Protesters gathered at the Oklahoma Capitol Saturday to push back against the so-called “Tax Cuts and Jobs Act,” passed at 1:50 in the morning Dec. 2 in the U.S. Senate.
The bill is now with a conference committee to harmonize the Senate and House versions. Both houses will have to vote on the report before it goes to the President.
Opponents are still hopeful they can pressure Congress on the final vote.
If passed, it will give large tax cuts to the richest Americans and corporations.
The event was called “Tax bill blowback rally” and was organized by the advocacy group, Indivisible Oklahoma.
“I don’t think the senators or Congress people from Oklahoma have our best interests at heart,” said Jonathan Serna who made his own sign. “They are a mechanism for extreme partisanship to the detriment of all of us.”
Oraynab Jwayyed spoke to hundreds who cheered her speech that was sharply critical not only of Oklahoma’s two Republican Senators, but also the Oklahoma Legislature that is controlled by a super majority of Republicans.
“We have a government that is so inefficient or willing to cave into pressure by lobbyists that it can’t even draft a budget to pay for basic services to the vulnerable and needy,” she said.

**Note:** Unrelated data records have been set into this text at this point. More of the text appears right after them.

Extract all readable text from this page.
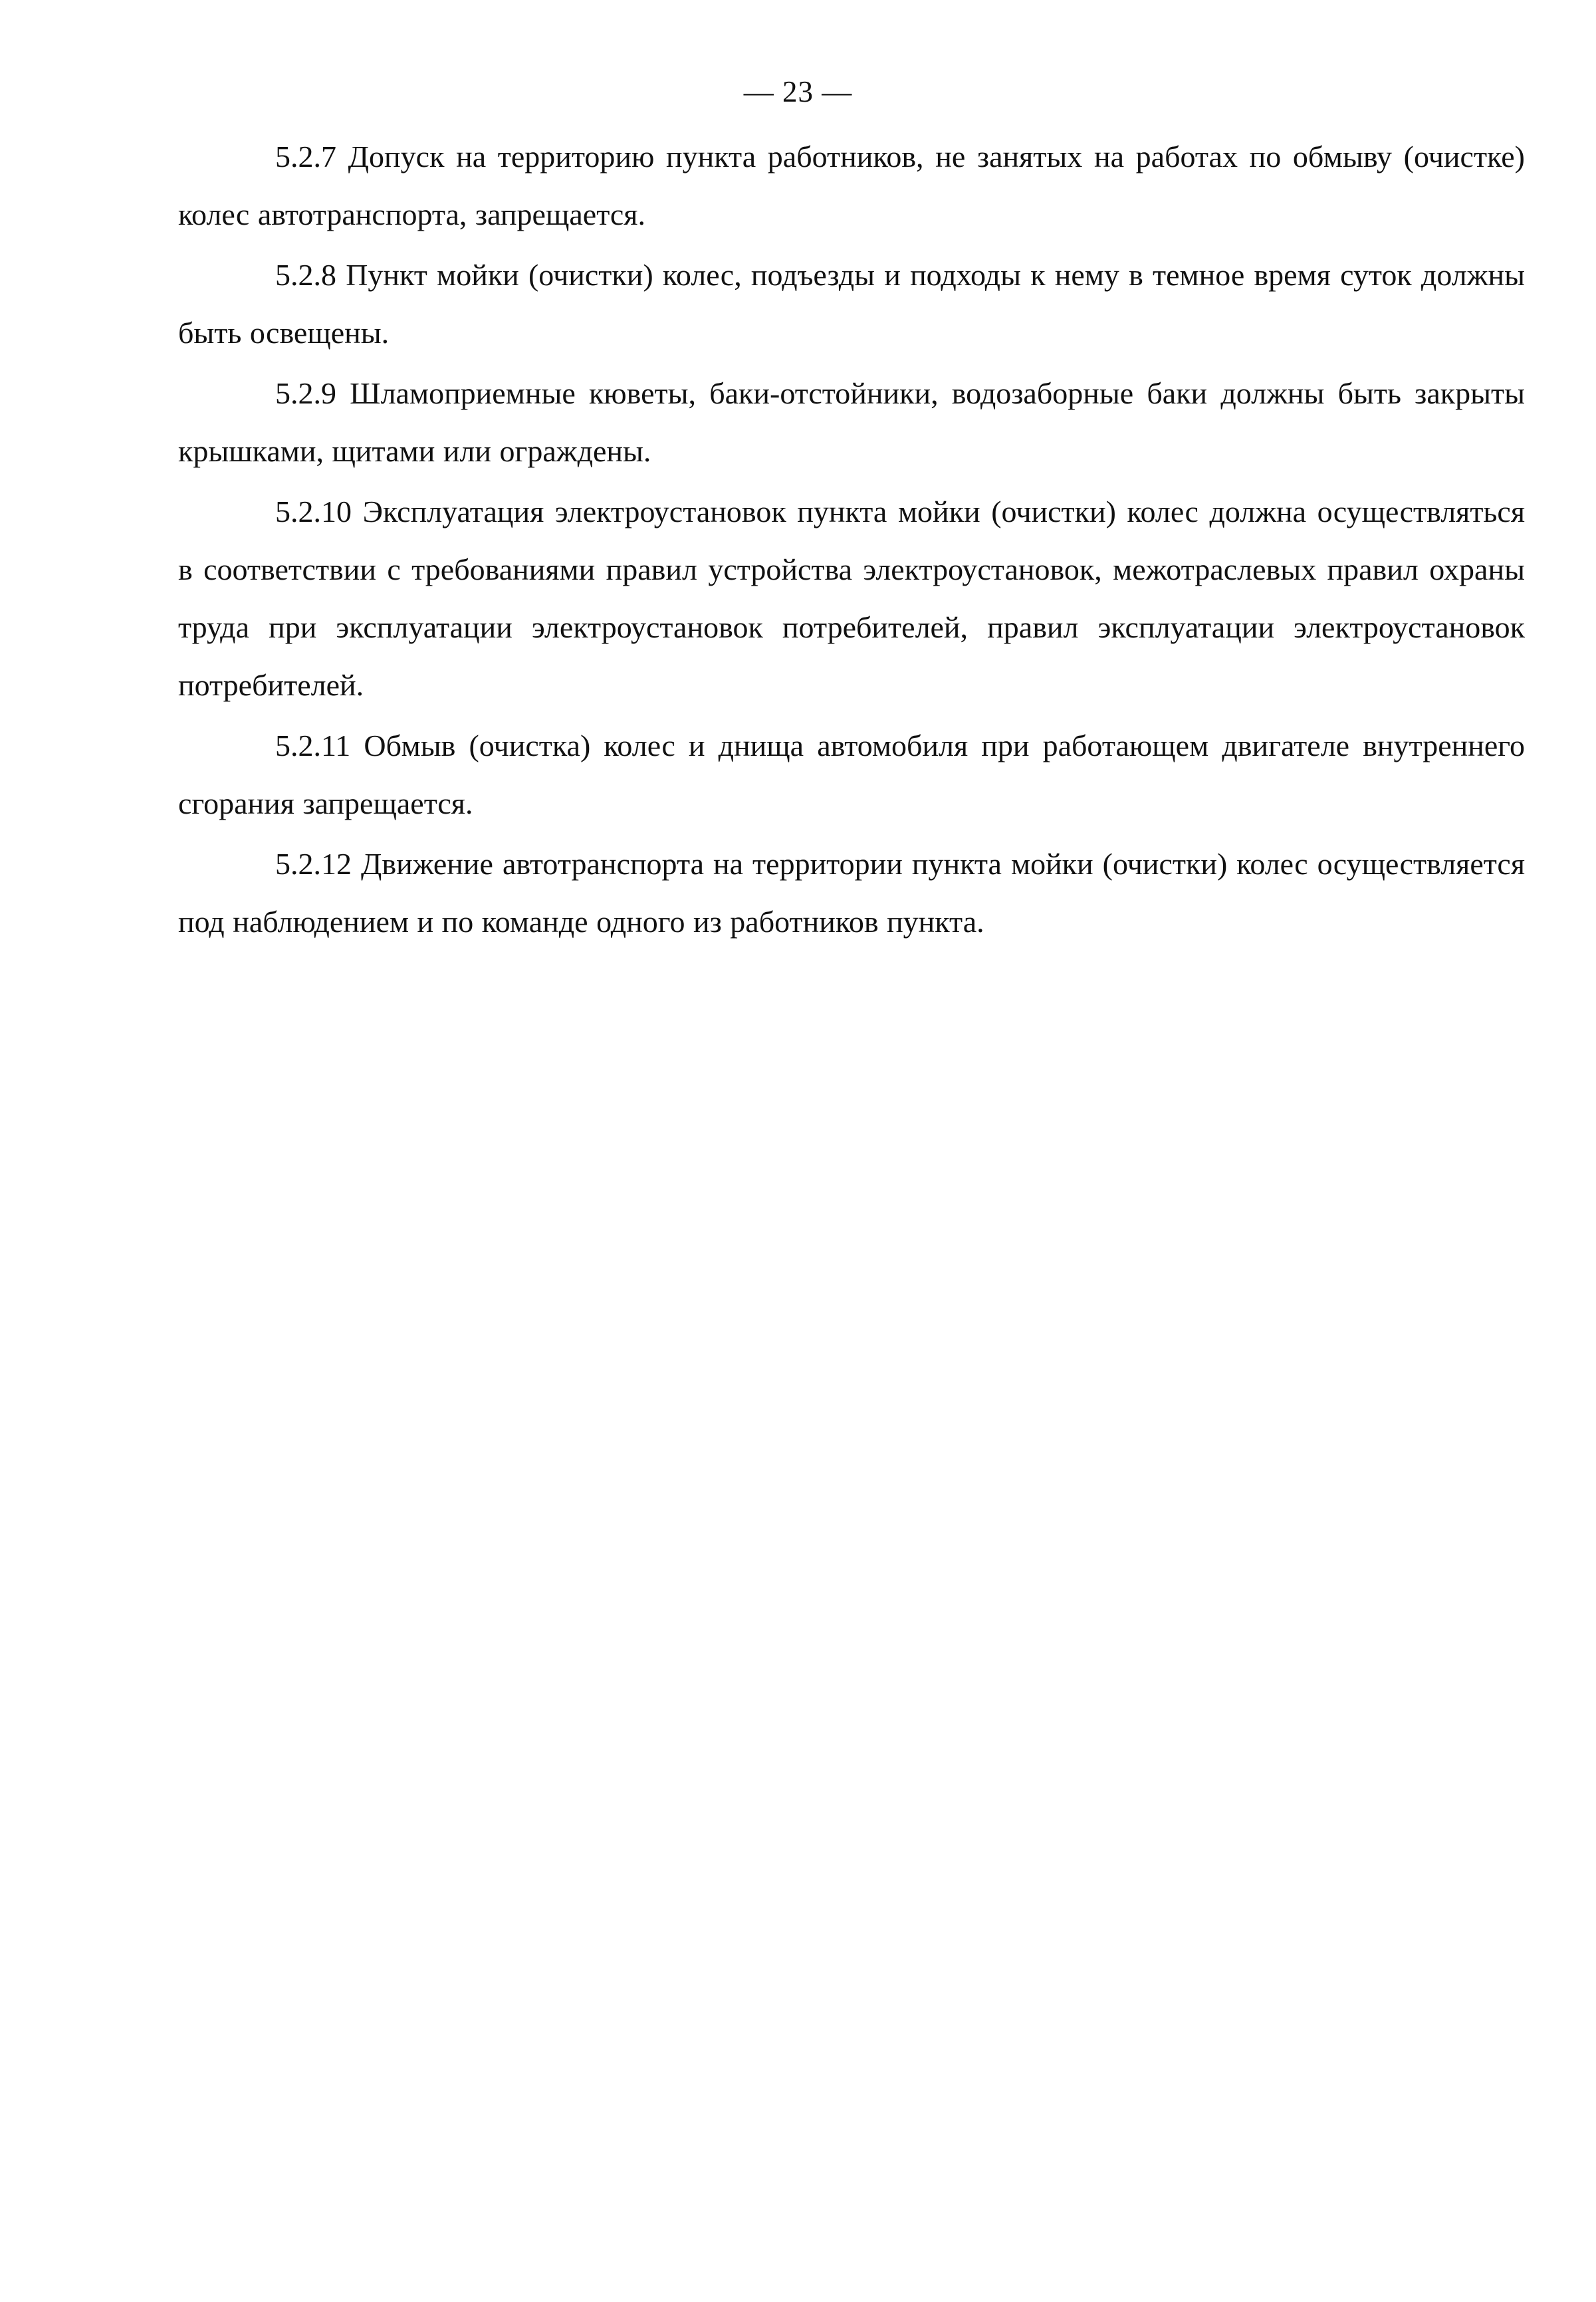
— 23 —

5.2.7 Допуск на территорию пункта работников, не занятых на работах по обмыву (очистке) колес автотранспорта, запрещается.

5.2.8 Пункт мойки (очистки) колес, подъезды и подходы к нему в темное время суток должны быть освещены.

5.2.9 Шламоприемные кюветы, баки-отстойники, водозаборные баки должны быть закрыты крышками, щитами или ограждены.

5.2.10 Эксплуатация электроустановок пункта мойки (очистки) колес должна осуществляться в соответствии с требованиями правил устройства электроустановок, межотраслевых правил охраны труда при эксплуатации электроустановок потребителей, правил эксплуатации электроустановок потребителей.

5.2.11 Обмыв (очистка) колес и днища автомобиля при работающем двигателе внутреннего сгорания запрещается.

5.2.12 Движение автотранспорта на территории пункта мойки (очистки) колес осуществляется под наблюдением и по команде одного из работников пункта.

“Just look at the national spectacle Oklahoma’s Legislature has become. After eight weeks, two whole months of grueling committee and floor meetings, Republicans were unwilling to tax corporations to save our state,” Jwayyed said to cheers and shouts from the crowd.
She accused the Republican Party in Oklahoma of “tunnel vision” in their inability to pass a tax increase on big businesses to pay for state services so many count on.
Jwayyed characterized the national and state Republican argument: “Help the corporations and they in turn will help the people.”
“Well that strategy did not work under Reagan, it hasn’t worked in Kansas, and it sure as hell won’t work here or now.”
Sarah Harvey held a sign that said, “They’re robbing you blind!”
Harvey said she is a cancer survivor and doesn’t see how she will be able to survive without the Medicare she will start receiving in a few months.
She was referring to statements by some Republicans that the next thing will be to reduce Medicare, Medicaid and Social Security.
Harvey is in the Edmond Democratic Women organization, an unusual but growing group for a suburb of Oklahoma City widely known for years as a haven for far-right political thinking.
Tim O’Connor, President of the Central Oklahoma Labor Federation, closed the rally mocking Present Donald Trump’s recent comments about the tax cut being a Christmas gift to the American people.
“This bill is simply a lump of coal to people across the country.”
“The only real gift is major tax giveaways to Wall Street, big corporations and the super-rich, when what we really need is an investment in our schools and infrastructure that create jobs,” said O’Connor to cheers and hoots from the crowd.
He closed by leading rally-goers line by line in a pledge as they raised their clenched fists:
- I will not lie down.
- I will not go quietly.
- I will not submit.
- I will not roll over.
- I will not comply.
- I will not shut up.
- I will not sit down.
- I will stand up.
- And I will fight back against the tax on working families.
Free Press talked with him after his speech about the bill.
“There’s nothing in there for working families. It’s just slanted for tax cuts to corporations,” said O’Connor.